Sunday, December 22, 2024

Mexico spends 2.5% of GDP on health; at least 6% is recommended

Mexico is spending less than half the amount it should on its health system, according to Pan American Health Organization (PAHO) recommendations.

Spending on health has declined in recent years from 2.9% of GDP in 2012 to 2.5% in 2020. The PAHO recommends spending at least 6%.

The public health agency has noted that countries that have spent that percentage of GDP or more on their health systems in recent years have had the most success in providing quality health care to greater numbers of people.

Mexico’s spending on health is dwarfed by that of its northern neighbor, the United States, which allocated 14.3% of its GDP to the sector last year.

Germany and France spend 9.9% and 9.3%, according to a report by Forbes México, while Japan spends 9.8%.

Mexico’s spending is also well below several Latin American countries including Costa Rica, Chile and Colombia, all of which spend more than 5% of GDP on health.

Forbes noted that health spending in Mexico declined over the past decade even as Mexico’s population increased by almost 13 million people.

It also noted that the limited spending on health is divided between seven different public systems including those operated by the Mexican Social Security Institute (IMSS), the State Workers Social Security Institute (ISSTE), the state oil company Pemex and the Ministry of National Defense.

The funding allocated to each system is not equitable: for every peso spent per member of IMSS Prospera, a subsystem that provides health care to people in poor rural areas, 4 pesos per insured person are allocated to the broader IMSS system, 5 pesos go to the ISSSTE system and 10 pesos are spent on the Pemex system, the news website MVS Noticias reported.

During a recent virtual forum on Mexico’s health system, Rodolfo de la Torre, director of social development at the Espinosa Yglesias think tank, noted that spending on health care is not equitable across the country either.

He said the government spends 300,000 pesos (US $13,700) per person per year on the health system in Mexico City but less than 30,000 pesos per capita in some states.

insabi hospital
The Insabi health system should offer the same level of service as IMSS, critics say.

Participating in the same forum, Mariana Campos of the public policy think tank México Evalúa said that the most serious issue is that since 2019, not all of the resources authorized for the health sector have been used.
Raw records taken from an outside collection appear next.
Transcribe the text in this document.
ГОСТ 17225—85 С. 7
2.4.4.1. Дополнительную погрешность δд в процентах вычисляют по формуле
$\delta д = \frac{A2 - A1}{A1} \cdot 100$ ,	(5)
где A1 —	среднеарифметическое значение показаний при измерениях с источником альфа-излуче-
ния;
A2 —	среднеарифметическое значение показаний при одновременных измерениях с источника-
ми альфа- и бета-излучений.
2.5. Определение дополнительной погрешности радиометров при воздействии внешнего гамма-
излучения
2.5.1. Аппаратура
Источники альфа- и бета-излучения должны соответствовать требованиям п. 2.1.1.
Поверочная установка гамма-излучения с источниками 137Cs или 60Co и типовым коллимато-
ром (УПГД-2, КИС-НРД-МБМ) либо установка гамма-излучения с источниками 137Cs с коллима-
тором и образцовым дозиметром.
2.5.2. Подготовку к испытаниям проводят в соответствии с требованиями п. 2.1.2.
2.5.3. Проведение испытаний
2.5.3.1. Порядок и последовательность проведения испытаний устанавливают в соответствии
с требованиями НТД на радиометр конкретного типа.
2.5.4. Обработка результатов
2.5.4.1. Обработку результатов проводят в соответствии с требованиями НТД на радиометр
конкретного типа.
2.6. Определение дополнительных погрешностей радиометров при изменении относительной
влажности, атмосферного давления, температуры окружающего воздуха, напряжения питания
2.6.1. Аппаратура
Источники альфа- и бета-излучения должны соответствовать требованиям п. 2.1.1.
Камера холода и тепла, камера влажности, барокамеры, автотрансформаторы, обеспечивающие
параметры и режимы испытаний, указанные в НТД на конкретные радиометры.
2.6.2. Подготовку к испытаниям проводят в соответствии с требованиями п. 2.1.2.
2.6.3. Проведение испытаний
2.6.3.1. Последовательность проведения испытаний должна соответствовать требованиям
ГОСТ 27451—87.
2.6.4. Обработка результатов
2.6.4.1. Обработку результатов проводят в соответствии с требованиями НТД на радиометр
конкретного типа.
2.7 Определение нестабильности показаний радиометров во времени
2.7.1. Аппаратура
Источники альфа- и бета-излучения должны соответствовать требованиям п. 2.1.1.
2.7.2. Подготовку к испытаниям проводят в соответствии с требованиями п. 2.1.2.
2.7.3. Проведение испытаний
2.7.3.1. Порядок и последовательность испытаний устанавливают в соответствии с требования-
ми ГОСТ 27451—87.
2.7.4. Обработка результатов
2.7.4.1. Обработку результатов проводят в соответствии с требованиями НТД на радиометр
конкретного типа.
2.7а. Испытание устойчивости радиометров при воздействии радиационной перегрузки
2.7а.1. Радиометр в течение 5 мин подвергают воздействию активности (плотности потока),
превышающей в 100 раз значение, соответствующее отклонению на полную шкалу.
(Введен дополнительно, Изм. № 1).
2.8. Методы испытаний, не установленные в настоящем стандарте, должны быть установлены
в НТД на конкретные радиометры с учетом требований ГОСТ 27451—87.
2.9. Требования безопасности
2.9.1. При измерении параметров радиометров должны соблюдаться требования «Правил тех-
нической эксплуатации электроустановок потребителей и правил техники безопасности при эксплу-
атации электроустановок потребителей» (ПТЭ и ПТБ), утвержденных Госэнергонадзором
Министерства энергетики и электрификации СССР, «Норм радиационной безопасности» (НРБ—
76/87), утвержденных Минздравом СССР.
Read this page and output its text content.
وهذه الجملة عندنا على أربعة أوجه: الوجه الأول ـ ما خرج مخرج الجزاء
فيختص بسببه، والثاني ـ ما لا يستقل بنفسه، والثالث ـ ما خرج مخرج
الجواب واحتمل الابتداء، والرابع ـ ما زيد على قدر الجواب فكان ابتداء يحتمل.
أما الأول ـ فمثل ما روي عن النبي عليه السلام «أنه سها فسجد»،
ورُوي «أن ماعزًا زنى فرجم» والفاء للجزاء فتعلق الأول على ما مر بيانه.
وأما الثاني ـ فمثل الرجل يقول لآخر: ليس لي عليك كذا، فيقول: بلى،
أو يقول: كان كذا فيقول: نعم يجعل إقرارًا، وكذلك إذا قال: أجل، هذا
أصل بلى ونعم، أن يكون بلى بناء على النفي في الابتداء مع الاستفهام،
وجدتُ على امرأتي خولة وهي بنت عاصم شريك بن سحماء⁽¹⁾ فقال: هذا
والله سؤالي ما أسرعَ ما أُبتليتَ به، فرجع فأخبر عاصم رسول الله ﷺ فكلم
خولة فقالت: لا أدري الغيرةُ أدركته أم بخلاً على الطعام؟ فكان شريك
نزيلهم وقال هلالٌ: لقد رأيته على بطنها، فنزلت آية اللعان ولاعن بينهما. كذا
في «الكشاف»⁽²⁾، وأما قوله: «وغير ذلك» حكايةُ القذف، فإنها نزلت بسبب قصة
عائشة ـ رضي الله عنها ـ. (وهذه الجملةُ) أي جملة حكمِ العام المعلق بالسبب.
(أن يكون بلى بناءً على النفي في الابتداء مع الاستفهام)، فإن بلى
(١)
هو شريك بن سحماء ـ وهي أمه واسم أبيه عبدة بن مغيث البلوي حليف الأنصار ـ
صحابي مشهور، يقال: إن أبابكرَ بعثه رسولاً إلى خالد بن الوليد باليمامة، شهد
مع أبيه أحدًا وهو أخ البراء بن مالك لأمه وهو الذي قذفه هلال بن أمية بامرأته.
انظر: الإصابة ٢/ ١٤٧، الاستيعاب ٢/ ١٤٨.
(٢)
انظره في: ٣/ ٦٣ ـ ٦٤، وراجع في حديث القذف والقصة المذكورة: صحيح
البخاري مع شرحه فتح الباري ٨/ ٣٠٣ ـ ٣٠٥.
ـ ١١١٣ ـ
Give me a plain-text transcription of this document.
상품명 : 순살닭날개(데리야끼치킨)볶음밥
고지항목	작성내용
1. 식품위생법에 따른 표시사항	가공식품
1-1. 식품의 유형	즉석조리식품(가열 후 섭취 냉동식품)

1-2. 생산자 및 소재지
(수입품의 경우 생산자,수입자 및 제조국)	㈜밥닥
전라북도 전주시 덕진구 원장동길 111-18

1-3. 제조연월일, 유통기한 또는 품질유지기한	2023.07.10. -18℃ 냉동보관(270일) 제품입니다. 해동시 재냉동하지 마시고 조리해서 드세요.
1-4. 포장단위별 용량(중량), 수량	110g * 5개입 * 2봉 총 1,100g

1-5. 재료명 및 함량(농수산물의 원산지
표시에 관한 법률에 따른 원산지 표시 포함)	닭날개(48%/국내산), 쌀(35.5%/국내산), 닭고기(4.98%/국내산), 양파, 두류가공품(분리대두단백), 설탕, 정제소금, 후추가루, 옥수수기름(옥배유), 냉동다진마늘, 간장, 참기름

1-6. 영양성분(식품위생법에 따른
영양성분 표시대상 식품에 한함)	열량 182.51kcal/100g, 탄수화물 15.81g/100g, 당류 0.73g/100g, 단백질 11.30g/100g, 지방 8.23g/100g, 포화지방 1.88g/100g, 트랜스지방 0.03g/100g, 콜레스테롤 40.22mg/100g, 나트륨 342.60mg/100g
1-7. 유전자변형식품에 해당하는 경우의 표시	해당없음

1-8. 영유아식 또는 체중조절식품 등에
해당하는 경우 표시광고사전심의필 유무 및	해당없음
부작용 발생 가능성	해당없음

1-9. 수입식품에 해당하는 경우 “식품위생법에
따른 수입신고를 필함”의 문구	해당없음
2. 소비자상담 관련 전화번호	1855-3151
As a result, programs aimed at preventing chronic diseases that are among the leading causes of death in Mexico, such as diabetes, have been neglected, she said.

Rogelio Goméz Hermosillo, a representative of Citizens Action Against Poverty, a group currently calling on the government to provide a basic income to people who have lost their jobs due to the coronavirus, said that 20 million people don’t have access to free healthcare because they’re not registered with any of the public systems even though the system known as Insabi is supposed to provide medical services to people with no other insurance.

The forum participants proposed that the government increase spending on health to 3.5% of GDP as a first step toward improving the public health system as well as access to it.

They said that the Insabi scheme, which replaced the universal healthcare program known as Seguro Popular at the start of this year, should have the same capacity to provide medical services as the IMSS system. That would ensure that informal sector workers, who make up about 60% of the nation’s workforce, would have the same access to health services as their formal sector counterparts.

The underfunded public health system has been cited as a factor in the high number of Covid-19 deaths – 62,594 as of Thursday.

In a report published in early June, the Bloomberg News bureau chief in Mexico wrote that the public health system was woefully unprepared to deal with the coronavirus pandemic, noting that many hospitals have a shortage of basic equipment, medication and personnel and some don’t even have soap.

Hospitals in several cities including Acapulco, Tijuana and Matamoros struggled to cope at different stages of the pandemic as they filled up with seriously ill coronavirus patients.

But President López Obrador has said that there have been enough hospital beds and ventilators for everyone that needed them and despite the high Covid-19 death toll, he asserted this week that the government’s strategy to manage the pandemic has worked very well.